Acórdão nº 1459/05.5GCALM-A de Supremo Tribunal de Justiça (Portugal), 28 de Setembro de 2016

Magistrado ResponsávelROSA TCHING
Data da Resolução28 de Setembro de 2016
EmissorSupremo Tribunal de Justiça (Portugal)

Recurso de revisão[1] Acordam no Supremo Tribunal de Justiça I. RELATÓRIO 1.AA, devidamente identificado nos autos veio, ao abrigo do disposto nos artigos 449º, nº1, al. d) e nº3, à contrario, 450º, nº1, al. c) e 451º, nº1, todos do Código de Processo Penal e artigo 29º, nº 6 da Constituição da República Portuguesa, interpor recurso extraordinário de revisão do acórdão proferido, em 3 de Janeiro de 2014. no processo comum, com intervenção do tribunal colectivo, nº 1459/05.5GCALM, do, então, .... Juízo Criminal da Comarca de ..., integralmente confirmado pelo acórdão do Tribunal da Relação de ..., de 15 de Outubro de 2014, e que o condenou: - pela prática, em concurso efetivo, de um crime de homicídio simples, p. e p. pelo art. 131º do Código Penal, perpetrado na pessoa de BB, na pena de 12 anos de prisão, e de dois crimes de homicídio qualificado perpetrados contra CC e DD, p. e p. pelos arts. 131º e 132º, nºs 1 e 2, alíneas f) e i), do Código Penal, na pena parcelar, por cada um deles, de 17 anos de prisão.
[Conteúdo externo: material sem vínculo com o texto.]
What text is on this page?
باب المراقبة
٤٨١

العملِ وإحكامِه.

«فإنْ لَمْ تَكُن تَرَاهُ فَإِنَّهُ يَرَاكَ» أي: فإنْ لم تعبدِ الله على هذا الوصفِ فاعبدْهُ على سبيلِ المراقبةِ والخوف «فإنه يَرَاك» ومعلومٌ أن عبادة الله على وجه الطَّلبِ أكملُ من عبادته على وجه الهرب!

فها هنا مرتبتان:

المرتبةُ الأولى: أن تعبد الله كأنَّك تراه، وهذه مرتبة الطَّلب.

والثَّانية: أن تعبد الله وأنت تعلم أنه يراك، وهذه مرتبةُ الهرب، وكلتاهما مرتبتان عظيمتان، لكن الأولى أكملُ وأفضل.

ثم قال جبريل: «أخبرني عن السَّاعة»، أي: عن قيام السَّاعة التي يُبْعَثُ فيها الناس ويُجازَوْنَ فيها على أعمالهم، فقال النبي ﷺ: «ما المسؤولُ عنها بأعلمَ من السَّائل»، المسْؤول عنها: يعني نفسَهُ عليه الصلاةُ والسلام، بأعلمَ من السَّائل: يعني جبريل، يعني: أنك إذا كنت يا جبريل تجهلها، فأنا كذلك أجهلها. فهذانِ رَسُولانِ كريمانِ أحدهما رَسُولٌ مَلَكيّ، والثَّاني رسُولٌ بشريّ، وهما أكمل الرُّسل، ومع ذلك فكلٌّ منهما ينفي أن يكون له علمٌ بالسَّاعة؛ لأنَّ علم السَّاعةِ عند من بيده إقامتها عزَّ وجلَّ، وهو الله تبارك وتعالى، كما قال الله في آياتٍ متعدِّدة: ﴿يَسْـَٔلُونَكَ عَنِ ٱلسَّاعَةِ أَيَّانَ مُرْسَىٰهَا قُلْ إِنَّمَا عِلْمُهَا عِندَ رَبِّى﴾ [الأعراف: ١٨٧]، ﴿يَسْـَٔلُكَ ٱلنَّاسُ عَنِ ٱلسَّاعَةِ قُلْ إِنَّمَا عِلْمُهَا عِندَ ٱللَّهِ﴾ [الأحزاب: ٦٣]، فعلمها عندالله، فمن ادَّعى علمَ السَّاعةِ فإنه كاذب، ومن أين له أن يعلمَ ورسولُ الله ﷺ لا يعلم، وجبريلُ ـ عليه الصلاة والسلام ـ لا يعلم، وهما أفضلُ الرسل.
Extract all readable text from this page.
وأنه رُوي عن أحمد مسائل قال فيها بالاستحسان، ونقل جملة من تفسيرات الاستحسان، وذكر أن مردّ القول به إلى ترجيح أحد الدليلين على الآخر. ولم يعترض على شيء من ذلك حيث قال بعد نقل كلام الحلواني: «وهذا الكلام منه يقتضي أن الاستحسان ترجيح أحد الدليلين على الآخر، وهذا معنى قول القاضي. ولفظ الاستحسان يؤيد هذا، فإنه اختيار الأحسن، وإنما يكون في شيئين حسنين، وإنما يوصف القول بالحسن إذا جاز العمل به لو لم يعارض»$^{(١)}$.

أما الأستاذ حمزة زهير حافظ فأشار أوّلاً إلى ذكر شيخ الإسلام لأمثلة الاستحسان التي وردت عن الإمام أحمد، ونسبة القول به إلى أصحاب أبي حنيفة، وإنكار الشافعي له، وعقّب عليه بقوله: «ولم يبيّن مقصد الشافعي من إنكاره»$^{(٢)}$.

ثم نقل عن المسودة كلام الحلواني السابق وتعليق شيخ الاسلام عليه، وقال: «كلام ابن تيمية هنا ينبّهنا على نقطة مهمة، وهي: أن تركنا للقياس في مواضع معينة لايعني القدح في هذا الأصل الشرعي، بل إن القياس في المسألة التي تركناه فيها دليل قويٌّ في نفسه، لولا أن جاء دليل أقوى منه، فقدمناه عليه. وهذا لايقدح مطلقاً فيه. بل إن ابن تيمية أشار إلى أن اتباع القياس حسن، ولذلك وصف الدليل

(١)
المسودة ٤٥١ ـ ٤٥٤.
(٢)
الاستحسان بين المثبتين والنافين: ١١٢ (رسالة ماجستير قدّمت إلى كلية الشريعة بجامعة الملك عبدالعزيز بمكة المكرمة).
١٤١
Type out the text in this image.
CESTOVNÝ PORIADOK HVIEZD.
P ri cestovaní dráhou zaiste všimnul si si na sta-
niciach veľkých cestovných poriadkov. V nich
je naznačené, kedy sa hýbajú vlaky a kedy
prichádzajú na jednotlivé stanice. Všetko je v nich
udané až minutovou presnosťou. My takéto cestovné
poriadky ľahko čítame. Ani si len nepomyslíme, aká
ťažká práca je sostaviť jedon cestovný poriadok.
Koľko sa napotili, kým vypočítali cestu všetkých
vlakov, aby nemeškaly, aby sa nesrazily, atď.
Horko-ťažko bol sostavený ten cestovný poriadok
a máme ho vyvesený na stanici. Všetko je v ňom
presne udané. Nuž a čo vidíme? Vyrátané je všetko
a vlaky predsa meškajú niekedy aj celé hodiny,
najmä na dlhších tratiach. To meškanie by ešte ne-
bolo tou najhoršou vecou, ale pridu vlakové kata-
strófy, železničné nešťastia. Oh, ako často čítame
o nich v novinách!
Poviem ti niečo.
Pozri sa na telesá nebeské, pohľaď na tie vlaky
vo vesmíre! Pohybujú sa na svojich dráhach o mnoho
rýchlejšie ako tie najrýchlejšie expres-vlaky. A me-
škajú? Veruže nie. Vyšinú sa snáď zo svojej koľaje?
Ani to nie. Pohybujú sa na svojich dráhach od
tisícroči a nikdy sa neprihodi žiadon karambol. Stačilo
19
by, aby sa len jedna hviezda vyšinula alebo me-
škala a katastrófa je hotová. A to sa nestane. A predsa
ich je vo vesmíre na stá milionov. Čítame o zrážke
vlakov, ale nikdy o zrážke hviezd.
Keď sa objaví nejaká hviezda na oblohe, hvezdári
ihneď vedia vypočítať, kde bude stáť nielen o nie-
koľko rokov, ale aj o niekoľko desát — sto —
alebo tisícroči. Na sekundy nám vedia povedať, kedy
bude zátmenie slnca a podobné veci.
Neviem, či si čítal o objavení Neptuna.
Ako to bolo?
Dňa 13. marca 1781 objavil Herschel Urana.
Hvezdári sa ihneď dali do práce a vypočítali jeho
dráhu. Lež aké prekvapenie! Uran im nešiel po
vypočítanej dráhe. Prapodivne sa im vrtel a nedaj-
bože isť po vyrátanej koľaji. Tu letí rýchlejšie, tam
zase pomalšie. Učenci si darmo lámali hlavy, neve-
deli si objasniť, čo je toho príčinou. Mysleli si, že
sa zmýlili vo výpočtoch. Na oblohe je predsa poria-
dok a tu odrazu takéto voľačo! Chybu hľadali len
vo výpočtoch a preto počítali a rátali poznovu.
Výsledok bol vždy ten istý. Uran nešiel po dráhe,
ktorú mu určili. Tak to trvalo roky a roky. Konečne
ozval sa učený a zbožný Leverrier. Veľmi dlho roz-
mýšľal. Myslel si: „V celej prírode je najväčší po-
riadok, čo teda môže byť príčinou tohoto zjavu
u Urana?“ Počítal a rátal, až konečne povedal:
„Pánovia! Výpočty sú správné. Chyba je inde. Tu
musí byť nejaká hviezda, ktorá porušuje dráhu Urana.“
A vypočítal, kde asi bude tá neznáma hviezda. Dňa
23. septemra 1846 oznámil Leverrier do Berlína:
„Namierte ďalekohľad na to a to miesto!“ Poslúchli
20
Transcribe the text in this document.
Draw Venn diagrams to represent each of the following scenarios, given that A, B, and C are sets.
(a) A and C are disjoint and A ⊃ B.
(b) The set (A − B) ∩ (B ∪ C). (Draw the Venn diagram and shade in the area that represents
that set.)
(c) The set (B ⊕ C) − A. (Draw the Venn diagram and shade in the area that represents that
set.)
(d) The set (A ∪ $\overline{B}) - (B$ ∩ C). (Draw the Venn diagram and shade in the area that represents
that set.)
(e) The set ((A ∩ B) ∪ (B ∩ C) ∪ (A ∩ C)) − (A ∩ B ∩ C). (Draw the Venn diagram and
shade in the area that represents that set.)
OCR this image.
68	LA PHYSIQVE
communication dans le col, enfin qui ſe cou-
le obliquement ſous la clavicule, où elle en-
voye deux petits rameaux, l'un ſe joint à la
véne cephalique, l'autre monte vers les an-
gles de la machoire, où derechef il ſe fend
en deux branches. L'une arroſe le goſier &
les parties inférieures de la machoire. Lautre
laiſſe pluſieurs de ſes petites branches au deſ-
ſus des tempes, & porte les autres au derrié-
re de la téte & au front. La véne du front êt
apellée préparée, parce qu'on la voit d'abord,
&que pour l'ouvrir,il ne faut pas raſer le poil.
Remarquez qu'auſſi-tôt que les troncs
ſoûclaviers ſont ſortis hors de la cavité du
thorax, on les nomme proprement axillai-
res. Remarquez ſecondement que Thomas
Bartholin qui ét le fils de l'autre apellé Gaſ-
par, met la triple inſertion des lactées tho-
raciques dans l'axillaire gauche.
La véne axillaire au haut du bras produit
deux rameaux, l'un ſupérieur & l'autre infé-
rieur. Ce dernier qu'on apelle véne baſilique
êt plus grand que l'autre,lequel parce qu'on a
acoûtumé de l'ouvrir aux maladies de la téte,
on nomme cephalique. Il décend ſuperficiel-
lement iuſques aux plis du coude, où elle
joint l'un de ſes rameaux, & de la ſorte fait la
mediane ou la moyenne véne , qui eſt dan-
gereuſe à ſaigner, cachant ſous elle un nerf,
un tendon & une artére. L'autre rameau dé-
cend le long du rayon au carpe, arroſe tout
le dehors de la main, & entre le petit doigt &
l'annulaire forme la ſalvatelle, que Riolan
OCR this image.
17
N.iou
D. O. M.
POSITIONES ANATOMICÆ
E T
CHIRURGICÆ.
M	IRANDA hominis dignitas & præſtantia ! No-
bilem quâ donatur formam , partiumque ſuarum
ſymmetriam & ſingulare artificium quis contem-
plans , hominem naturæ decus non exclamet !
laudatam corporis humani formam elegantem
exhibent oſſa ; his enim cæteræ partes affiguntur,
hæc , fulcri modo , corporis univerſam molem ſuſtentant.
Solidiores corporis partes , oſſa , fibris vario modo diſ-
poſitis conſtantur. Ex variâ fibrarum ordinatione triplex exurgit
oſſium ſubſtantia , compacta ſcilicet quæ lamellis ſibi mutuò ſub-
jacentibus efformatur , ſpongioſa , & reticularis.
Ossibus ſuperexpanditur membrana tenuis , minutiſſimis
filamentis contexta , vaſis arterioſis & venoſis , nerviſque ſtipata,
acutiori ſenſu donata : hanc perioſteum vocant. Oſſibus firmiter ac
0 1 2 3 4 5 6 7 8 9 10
- E, em cúmulo jurídico destas penas parcelares, na pena única de 25 anos de prisão.

- a pagar ao ofendido e assistente EE, a título de danos não patrimonias, resultantes da conduta ilícita e culposa do arguido, a quantia de € 50.000,00 (cinquenta mil euros).

  1. São os seguintes os fundamentos de recurso, expressos nas conclusões da respectiva motivação, que se transcrevem: « 1.O requerente AA foi condenado, a 03 de Janeiro de 2014, em 1ª Instância no ... Juízo Criminal do Tribunal de Família e Menores e de Comarca de ..., pela prática em concurso real efetivo de um crime de homicídio simples (perpetrado contra BB) na pena de doze (12) anos de prisão, e de dois crimes de homicídio qualificado (perpetrados contra CC e DD) na pena parcelar, por cada um deles, de dezassete (17) anos de prisão e, em cúmulo jurídico na pena única de vinte e cinco (25) anos de prisão.

  2. Dessa decisão interpôs recurso para o Venerando Tribunal da Relação de ..., vindo, em 15 de Outubro de 2014, a ser notificado do douto aresto que confirmou a decisão de 1.ª Instância na pena única de vinte e cinco (25) anos de prisão. Quanto ao que, uma vez mais, não conformado com o teor do douto aresto do Tribunal da Relação de ... interpôs recurso para o Supremo Tribunal de Justiça reivindicando Justiça para a sua condenação, vindo a, 19 de Março de 2015, ser notificado da rejeição do mesmo e confirmação da pena única de vinte e cinco (25) anos de prisão pela prática daqueles ilícitos.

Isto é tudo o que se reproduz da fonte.